Our results demonstrate that where parameter inferences are considered, there are substantial differences between the caution/urgency modulation models assessed here. Specifically, only two of these models, the diffusion decision model with a linearly collapsing threshold and the urgency gating model formulated with a leakage process, are able to accurately recover their own parameters. Of those two, however, only the CTDDM has an estimable parameter reflecting the relative importance of time-varying caution/urgency. While the leakage formulated UGM is recoverable, this is only the case once the “strength of urgency” parameter (u) is removed, since it is mathematically unidentifiable based on response time data. While other models are capable of recovering some of their parameters, only the CTDDM is capable of recovering the critical parameters associated with caution.
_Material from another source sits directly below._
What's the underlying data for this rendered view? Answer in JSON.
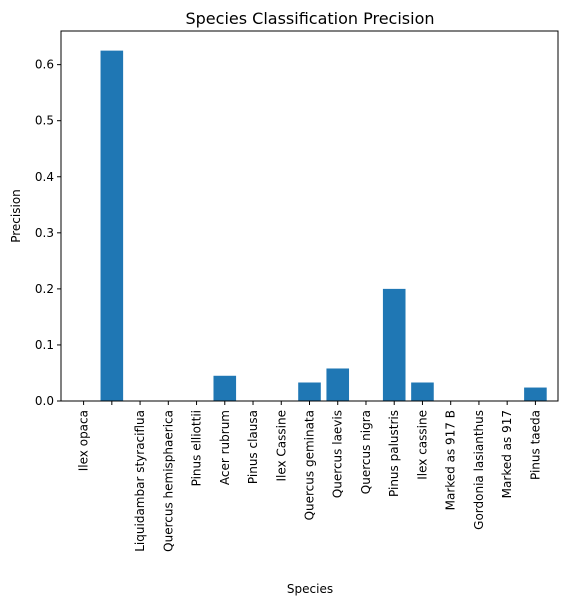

One other interesting finding of our recovery study was that changing evidence conditions appear to aide the recovery of parameters for all models. Importantly, this finding may have potential implications beyond the time-varying models that we assess within this study, to other decision-making models that have previously shown recovery issues. For example, the study of Miletić et al., (2017) found that the leaky-competing accumulator (LCA; Usher and McClelland2001), a neurally motivated model of decision-making, exhibits parameter recovery issues. As the LCA naturally extends to changing-evidence paradigms, the additional constraint may improve the recovery of the parameters, as it did with the models in our study. However, it should be noted that the improvements we observed were fairly minor, and no model parameters qualitatively shifted from “non-recoverable” to “recoverable” due to the addition of changing evidence. Regardless, future research could potentially investigate the recovery of the parameters of the LCA—as well as other difficult to recover models—within changing-evidence paradigms.

Based on our findings, we make the following recommendations to researchers who wish to investigate or apply models with time-variant components. Firstly, we recommend that if parameter estimation is the goal, then researchers use either the CTDDM with a linear collapse, or the UGM with a leakage process. If the relative strength of time-varying caution/urgency are of primary importance, then the CTDDM should be used. Alternatively, if another type of time-variant model is of key theoretical interest, like a CTDDM with a Weibull collapse, we recommend that researchers stick to the goal of model inference, that is contrasting different models based on how well they fit data, rather than basing conclusions on parameters, since the parameter estimates from these models do not appear to be robust. In all cases, we strongly recommend that proper parameter recovery assessments are performed before using the parameters of any time-varying model for inference, as we have shown that small changes to the formulation of a model can result in a lack of robustness of the parameter estimates.